Comme dans beaucoup de capitales européennes, une foire du livre d’occasion et des vieux papiers se tient régulièrement à Bruxelles. Chaque premier samedi du mois, les amateurs se rendent au cœur du parc du Cinquantenaire, à quelques centaines de mètres du quartier de l’Europe. Ils viennent chiner auprès d’une quarantaine de libraires ou bouquinistes venus de la Belgique wallonne et flamande, mais aussi de France et des Pays-Bas. Ces «bibliophiles» ont le regard exclusivement tourné vers les étals où s’empilent documents rares ou livres précieux. C’est à peine s’ils prêtent attention à l’étonnante collection d’aéroplanes et d’aéronefs qui occupent le gigantesque espace. Cette spécificité de la foire aux livres de Bruxelles la rend unique au monde : elle se déroule au beau milieu du musée de l’aviation. Ce riche musée avait trouvé refuge il y a un demi-siècle dans les halles de 12.000 mètres carrés construites sous Léopold II pour l’exposition universelle de 1879.
D’abord «Galerie des Machines», cet espace hors normes dû à l’architecte belge Gédéon Bordiau s’est prêté à toutes sortes de manifestations – notamment des concours hippiques – avant d’accueillir en 1972 des avions de collection, ce que lui permettaient ses gigantesques dimensions.
Des machines volantes, civiles ou militaires, il y en a de toutes sortes, de toutes les époques.
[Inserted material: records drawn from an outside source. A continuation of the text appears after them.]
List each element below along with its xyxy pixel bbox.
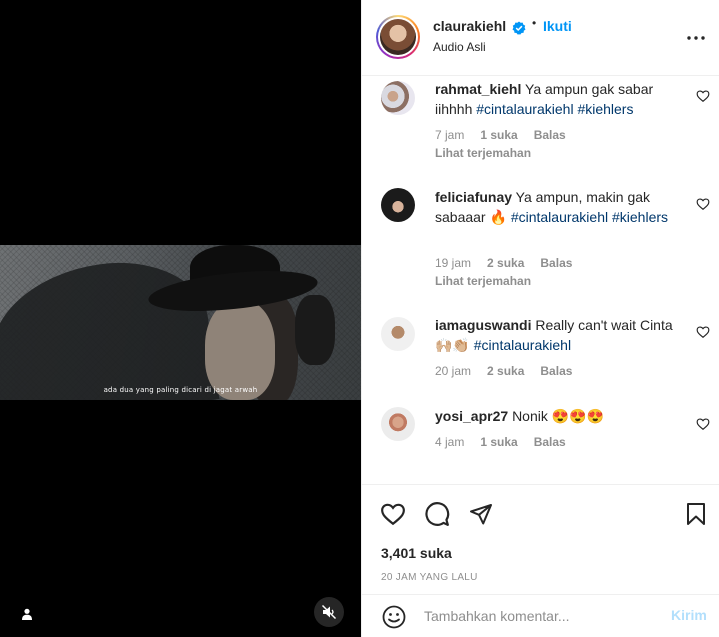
save-button[interactable] [682,500,710,528]
header-separator: • [532,16,537,30]
comment-hashtags[interactable]: #cintalaurakiehl #kiehlers [476,101,633,117]
commenter-username[interactable]: iamaguswandi [435,317,531,333]
reply-button[interactable]: Balas [540,256,572,270]
follow-button[interactable]: Ikuti [543,18,572,34]
comment-time: 4 jam [435,435,465,449]
see-translation-link[interactable]: Lihat terjemahan [435,146,531,160]
comment-time: 19 jam [435,256,472,270]
comment-text: Nonik 😍😍😍 [512,408,605,424]
commenter-avatar[interactable] [381,407,415,441]
post-panel: claurakiehl • Ikuti Audio Asli rahmat_ki… [361,0,719,637]
reply-button[interactable]: Balas [534,435,566,449]
post-actions: 3,401 suka 20 JAM YANG LALU [362,484,719,594]
comment-likes[interactable]: 2 suka [487,256,524,270]
commenter-avatar[interactable] [381,81,415,115]
video-frame [0,245,361,400]
send-icon [470,504,492,525]
see-translation-link[interactable]: Lihat terjemahan [435,274,531,288]
comment-hashtags[interactable]: #cintalaurakiehl [474,337,571,353]
video-subtitle: ada dua yang paling dicari di jagat arwa… [103,386,258,394]
comment-icon [425,502,450,526]
speaker-muted-icon [321,604,337,620]
mute-button[interactable] [314,597,344,627]
commenter-username[interactable]: feliciafunay [435,189,512,205]
like-comment-icon[interactable] [696,89,710,103]
commenter-avatar[interactable] [381,188,415,222]
commenter-username[interactable]: rahmat_kiehl [435,81,521,97]
more-options-icon [687,36,705,40]
emoji-icon [382,605,406,629]
comment-button[interactable] [423,500,451,528]
comment-time: 20 jam [435,364,472,378]
like-comment-icon[interactable] [696,197,710,211]
comment-likes[interactable]: 2 suka [487,364,524,378]
user-icon [22,608,32,620]
more-options-button[interactable] [684,26,708,50]
emoji-button[interactable] [381,604,407,630]
comment-composer: Kirim [362,594,719,637]
comment-hashtags[interactable]: #cintalaurakiehl #kiehlers [511,209,668,225]
commenter-username[interactable]: yosi_apr27 [435,408,508,424]
like-comment-icon[interactable] [696,325,710,339]
post-timestamp[interactable]: 20 JAM YANG LALU [381,572,478,583]
like-comment-icon[interactable] [696,417,710,431]
share-button[interactable] [467,500,495,528]
comment-likes[interactable]: 1 suka [480,128,517,142]
post-comment-button[interactable]: Kirim [671,607,707,623]
author-avatar[interactable] [376,15,420,59]
likes-count[interactable]: 3,401 suka [381,545,452,561]
audio-label[interactable]: Audio Asli [433,40,486,54]
heart-icon [381,503,405,526]
comment-time: 7 jam [435,128,465,142]
commenter-avatar[interactable] [381,317,415,351]
comment-likes[interactable]: 1 suka [480,435,517,449]
post-header: claurakiehl • Ikuti Audio Asli [362,0,719,76]
author-username[interactable]: claurakiehl [433,18,506,34]
tagged-users-button[interactable] [15,602,39,626]
comments-list[interactable]: rahmat_kiehl Ya ampun gak sabar iihhhh #… [362,77,719,483]
comment-input[interactable] [424,604,654,628]
like-button[interactable] [379,500,407,528]
bookmark-icon [687,503,705,525]
reply-button[interactable]: Balas [534,128,566,142]
video-player[interactable]: ada dua yang paling dicari di jagat arwa… [0,0,361,637]
reply-button[interactable]: Balas [540,364,572,378]
verified-badge-icon [512,21,526,35]
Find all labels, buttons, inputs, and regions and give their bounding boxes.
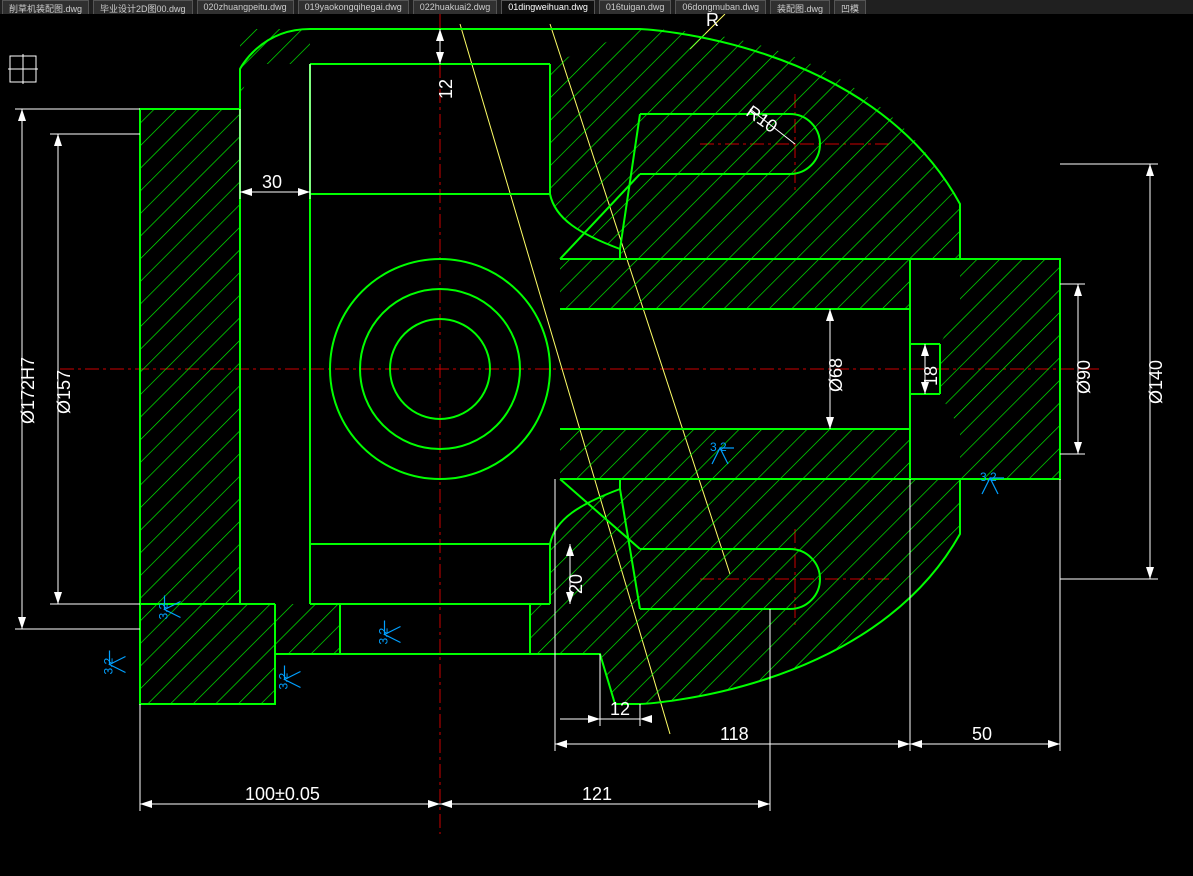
dim-d157: Ø157 (54, 370, 75, 414)
tab-1[interactable]: 毕业设计2D图00.dwg (93, 0, 193, 14)
tab-7[interactable]: 06dongmuban.dwg (675, 0, 766, 14)
dim-50: 50 (972, 724, 992, 745)
surface-finish-5: 3.2 (281, 664, 306, 690)
file-tabs: 削草机装配图.dwg 毕业设计2D图00.dwg 020zhuangpeitu.… (0, 0, 1193, 14)
dim-d68: Ø68 (826, 358, 847, 392)
dim-r: R (706, 10, 719, 31)
surface-finish-1: 3.2 (710, 444, 736, 469)
dim-30: 30 (262, 172, 282, 193)
tab-9[interactable]: 凹模 (834, 0, 866, 14)
dim-d90: Ø90 (1074, 360, 1095, 394)
surface-finish-2: 3.2 (980, 474, 1006, 499)
dim-d140: Ø140 (1146, 360, 1167, 404)
dim-18: 18 (921, 366, 942, 386)
dim-121: 121 (582, 784, 612, 805)
drawing-svg (0, 14, 1193, 844)
tab-3[interactable]: 019yaokongqihegai.dwg (298, 0, 409, 14)
surface-finish-6: 3.2 (381, 619, 406, 645)
tab-2[interactable]: 020zhuangpeitu.dwg (197, 0, 294, 14)
dim-12b: 12 (610, 699, 630, 720)
tab-5[interactable]: 01dingweihuan.dwg (501, 0, 595, 14)
surface-finish-3: 3.2 (161, 594, 186, 620)
tab-4[interactable]: 022huakuai2.dwg (413, 0, 498, 14)
tab-6[interactable]: 016tuigan.dwg (599, 0, 672, 14)
dim-100: 100±0.05 (245, 784, 320, 805)
drawing-canvas[interactable]: Ø172H7 Ø157 30 12 Ø68 18 Ø90 Ø140 20 12 … (0, 14, 1193, 844)
tab-8[interactable]: 装配图.dwg (770, 0, 830, 14)
dim-118: 118 (720, 724, 749, 745)
tab-0[interactable]: 削草机装配图.dwg (2, 0, 89, 14)
surface-finish-4: 3.2 (106, 649, 131, 675)
dim-20: 20 (566, 574, 587, 594)
dim-12a: 12 (436, 79, 457, 99)
dim-d172h7: Ø172H7 (18, 357, 39, 424)
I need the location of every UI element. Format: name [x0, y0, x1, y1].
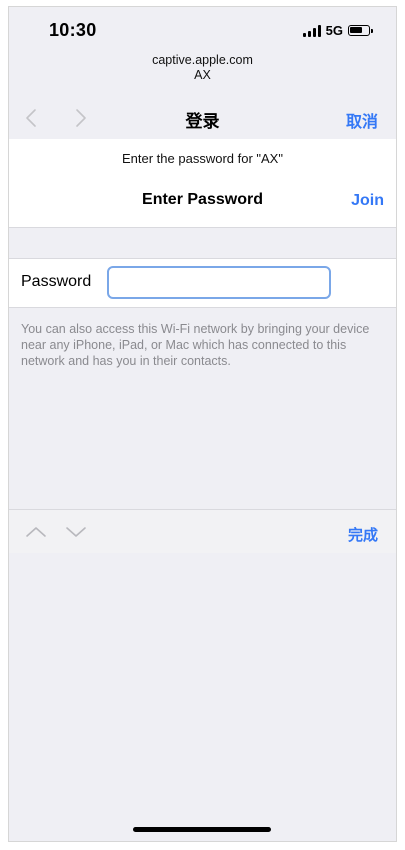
sheet-title: Enter Password [142, 191, 263, 208]
keyboard-area [9, 553, 396, 841]
password-sheet-header: Enter the password for "AX" Enter Passwo… [9, 139, 396, 228]
chevron-down-icon[interactable] [65, 522, 87, 542]
nav-bar: 登录 取消 [9, 99, 396, 139]
network-type: 5G [325, 23, 343, 38]
battery-icon [348, 25, 373, 36]
address-display: captive.apple.com AX [9, 53, 396, 83]
help-text: You can also access this Wi-Fi network b… [21, 322, 370, 368]
keyboard-toolbar: 完成 [9, 509, 396, 554]
url-host: captive.apple.com [152, 53, 253, 67]
status-bar: 10:30 5G [9, 7, 396, 51]
signal-bars-icon [302, 24, 321, 37]
status-time: 10:30 [49, 20, 97, 40]
status-indicators: 5G [302, 23, 373, 38]
phone-screen: 10:30 5G captive.apple.com AX 登录 取消 Ente… [8, 6, 397, 842]
password-row: Password [9, 258, 396, 308]
home-indicator[interactable] [133, 827, 271, 832]
chevron-up-icon[interactable] [25, 522, 47, 542]
nav-title: 登录 [185, 112, 220, 131]
done-button[interactable]: 完成 [348, 524, 378, 545]
password-prompt: Enter the password for "AX" [122, 151, 283, 166]
password-label: Password [21, 273, 92, 290]
url-page-title: AX [194, 68, 211, 82]
password-input[interactable] [107, 266, 331, 299]
cancel-button[interactable]: 取消 [346, 108, 378, 132]
join-button[interactable]: Join [351, 192, 384, 210]
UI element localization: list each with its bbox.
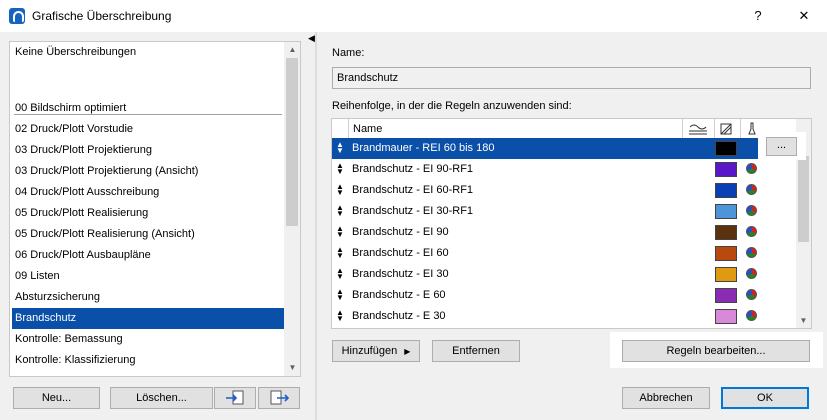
new-button[interactable]: Neu...	[13, 387, 100, 409]
column-header-fill[interactable]	[714, 119, 740, 139]
rule-name: Brandmauer - REI 60 bis 180	[352, 142, 495, 154]
pen-color-icon[interactable]	[746, 268, 757, 279]
pen-color-icon[interactable]	[746, 163, 757, 174]
list-item[interactable]: 03 Druck/Plott Projektierung (Ansicht)	[12, 161, 284, 182]
list-item[interactable]: Kontrolle: Klassifizierung Ausbau	[12, 371, 284, 376]
close-button[interactable]: ✕	[781, 0, 827, 32]
fill-color-swatch[interactable]	[715, 204, 737, 219]
add-rule-label: Hinzufügen	[341, 345, 398, 357]
list-item[interactable]: Brandschutz	[12, 308, 284, 329]
order-label: Reihenfolge, in der die Regeln anzuwende…	[332, 100, 572, 112]
rule-name: Brandschutz - E 30	[352, 310, 446, 322]
rules-scroll-thumb[interactable]	[798, 156, 809, 242]
list-item[interactable]: 03 Druck/Plott Projektierung	[12, 140, 284, 161]
edit-rules-button[interactable]: Regeln bearbeiten...	[622, 340, 810, 362]
pen-color-icon[interactable]	[746, 289, 757, 300]
reorder-handle-icon[interactable]: ▲ ▼	[336, 141, 344, 155]
fill-color-swatch[interactable]	[715, 246, 737, 261]
linetype-icon	[689, 124, 707, 135]
pen-color-icon[interactable]	[746, 247, 757, 258]
fill-color-swatch[interactable]	[715, 162, 737, 177]
delete-button[interactable]: Löschen...	[110, 387, 213, 409]
pen-color-icon[interactable]	[746, 184, 757, 195]
list-item[interactable]: 00 Bildschirm optimiert	[12, 98, 284, 119]
app-icon	[9, 8, 25, 24]
pane-splitter[interactable]	[315, 32, 317, 420]
rule-row[interactable]: ▲ ▼ Brandschutz - EI 60	[332, 243, 797, 264]
rule-row[interactable]: ▲ ▼ Brandschutz - EI 30-RF1	[332, 201, 797, 222]
override-list[interactable]: ▲ ▼ Keine Überschreibungen 00 Bildschirm …	[9, 41, 301, 377]
pen-icon	[748, 122, 756, 135]
reorder-handle-icon[interactable]: ▲ ▼	[336, 204, 344, 218]
import-icon	[226, 390, 244, 405]
list-item[interactable]: Kontrolle: Klassifizierung	[12, 350, 284, 371]
fill-color-swatch[interactable]	[715, 141, 737, 156]
list-item[interactable]: 05 Druck/Plott Realisierung (Ansicht)	[12, 224, 284, 245]
remove-rule-button[interactable]: Entfernen	[432, 340, 520, 362]
reorder-handle-icon[interactable]: ▲ ▼	[336, 183, 344, 197]
export-button[interactable]	[258, 387, 300, 409]
export-icon	[270, 390, 290, 405]
pen-color-icon[interactable]	[746, 310, 757, 321]
reorder-handle-icon[interactable]: ▲ ▼	[336, 246, 344, 260]
help-button[interactable]: ?	[735, 0, 781, 32]
reorder-handle-icon[interactable]: ▲ ▼	[336, 288, 344, 302]
reorder-handle-icon[interactable]: ▲ ▼	[336, 225, 344, 239]
rule-name: Brandschutz - EI 60-RF1	[352, 184, 474, 196]
rule-name: Brandschutz - E 60	[352, 289, 446, 301]
fill-color-swatch[interactable]	[715, 225, 737, 240]
fill-color-swatch[interactable]	[715, 309, 737, 324]
rules-scroll-down-icon[interactable]: ▼	[796, 315, 811, 327]
list-item[interactable]: 04 Druck/Plott Ausschreibung	[12, 182, 284, 203]
name-label: Name:	[332, 47, 365, 59]
scroll-down-icon[interactable]: ▼	[285, 362, 300, 374]
window-title: Grafische Überschreibung	[32, 9, 172, 23]
rules-table[interactable]: Name ▲ ▼ Brandmauer - REI 60 bis 180 ▲ ▼ Bran…	[331, 118, 812, 329]
add-rule-button[interactable]: Hinzufügen ▶	[332, 340, 420, 362]
fill-color-swatch[interactable]	[715, 267, 737, 282]
list-item[interactable]: 06 Druck/Plott Ausbaupläne	[12, 245, 284, 266]
more-options-button[interactable]: ...	[766, 137, 797, 156]
column-header-linetype[interactable]	[682, 119, 714, 139]
fill-color-swatch[interactable]	[715, 183, 737, 198]
name-field[interactable]: Brandschutz	[332, 67, 811, 89]
rule-row[interactable]: ▲ ▼ Brandschutz - EI 60-RF1	[332, 180, 797, 201]
list-item[interactable]: 05 Druck/Plott Realisierung	[12, 203, 284, 224]
rule-row[interactable]: ▲ ▼ Brandschutz - E 60	[332, 285, 797, 306]
rule-row[interactable]: ▲ ▼ Brandmauer - REI 60 bis 180	[332, 138, 797, 159]
fill-color-swatch[interactable]	[715, 288, 737, 303]
rule-name: Brandschutz - EI 60	[352, 247, 449, 259]
reorder-handle-icon[interactable]: ▲ ▼	[336, 267, 344, 281]
list-item[interactable]: Kontrolle: Bemassung	[12, 329, 284, 350]
collapse-arrow-icon[interactable]: ◀	[308, 33, 315, 44]
scroll-up-icon[interactable]: ▲	[285, 44, 300, 56]
list-item[interactable]: Keine Überschreibungen	[12, 42, 284, 63]
rule-row[interactable]: ▲ ▼ Brandschutz - EI 30	[332, 264, 797, 285]
list-item[interactable]: 09 Listen	[12, 266, 284, 287]
list-item[interactable]: 02 Druck/Plott Vorstudie	[12, 119, 284, 140]
ok-button[interactable]: OK	[721, 387, 809, 409]
rule-row[interactable]: ▲ ▼ Brandschutz - EI 90-RF1	[332, 159, 797, 180]
rule-row[interactable]: ▲ ▼ Brandschutz - EI 90	[332, 222, 797, 243]
rule-name: Brandschutz - EI 90	[352, 226, 449, 238]
title-bar: Grafische Überschreibung ? ✕	[0, 0, 827, 32]
reorder-handle-icon[interactable]: ▲ ▼	[336, 162, 344, 176]
rule-name: Brandschutz - EI 30-RF1	[352, 205, 474, 217]
pen-color-icon[interactable]	[746, 226, 757, 237]
import-button[interactable]	[214, 387, 256, 409]
rules-table-header: Name	[332, 119, 797, 140]
list-scroll-thumb[interactable]	[286, 58, 298, 226]
reorder-handle-icon[interactable]: ▲ ▼	[336, 309, 344, 323]
fill-icon	[720, 123, 732, 135]
column-header-name[interactable]: Name	[348, 119, 682, 139]
rule-row[interactable]: ▲ ▼ Brandschutz - E 30	[332, 306, 797, 327]
rule-name: Brandschutz - EI 90-RF1	[352, 163, 474, 175]
list-item[interactable]: Absturzsicherung	[12, 287, 284, 308]
pen-color-icon[interactable]	[746, 205, 757, 216]
cancel-button[interactable]: Abbrechen	[622, 387, 710, 409]
list-scrollbar[interactable]: ▲ ▼	[284, 42, 300, 376]
dropdown-arrow-icon: ▶	[404, 347, 411, 356]
rule-name: Brandschutz - EI 30	[352, 268, 449, 280]
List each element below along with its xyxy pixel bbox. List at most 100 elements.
Près de 130 appareils. De vieux coucous dont on se demande comment ils pouvaient résister aux coups de vent. Un biplace de reconnaissance Caudron dont le premier vol remonte à 1914. Un autre biplace, anglais, qui frôlait le 200 kilomètres à l’heure en 1916. Un «Pou du ciel» entré dans les collections dès 1937. Un Gloster météor F 8, avion de chasse du Royaume-Uni utilisé en 1943. Une Caravelle qui rappelle les grandes heures de la compagnie belge Sabena. On nous indique encore comme «légendaires» le Spitfire, le Dakota ou le Mig 2. Tous ces appareils, dont certains gardent un parfum d’aventure très Saint-Exupéry, voisinent les uns avec les autres dans une apparente anarchie, le bâtiment de 170 m de long leur offrant une hauteur de 40 mètres.
Depuis 1985, à l’instigation de quatre ou cinq libraires bruxellois, ce lieu insolite est «prêté» une fois par mois aux professionnels du livre pour cette foire dont les visiteurs ne sont pas forcément amateurs de vieux coucous ou de belles carlingues. Le premier samedi du mois est ainsi devenu depuis près de quarante ans un rendez-vous immanquable, autant pour dénicher le livre rare ou la revue introuvable que pour rencontrer les libraires qui, au fil des ans, sont pratiquement devenus des amis. Quelles que soient leurs motivations, vendeurs et acheteurs, a priori antagonistes, ont en commun la même passion du livre, condition sine qua non, être un bon libraire autant qu’un bon collectionneur. Il est d’ailleurs connu qu’un libraire d’anciens a beaucoup de mal à cesser son activité et que la maladie de la collection de livres est pratiquement incurable.
Le salon de Bruxelles frappe par la diversité des objets imprimés mis en vente. On y trouve à peu près toutes les époques et tous les genres et la présence de 20 % de vendeurs flamands permet d’élargir considérablement l’offre européenne. Si les ephemera (tracts, imprimés divers prévus pour une durée de vie limitée) sont ici en grand nombre, curieusement on trouvera assez peu de bandes dessinées, alors que la Belgique a toujours tenu le haut du pavé dans ce domaine. Claude Decnop, président de l’association de bénévoles qui organise la manifestation, lui-même spécialisé dans la BD (il gère notamment les éditions de Bob Morane) ne donne pas de véritable explication. Peut-être qu’en Belgique le goût pour la bande dessinée est tellement vivant qu’on n’imagine pas qu’un album de BD puisse un jour rejoindre le cercle des livres oubliés.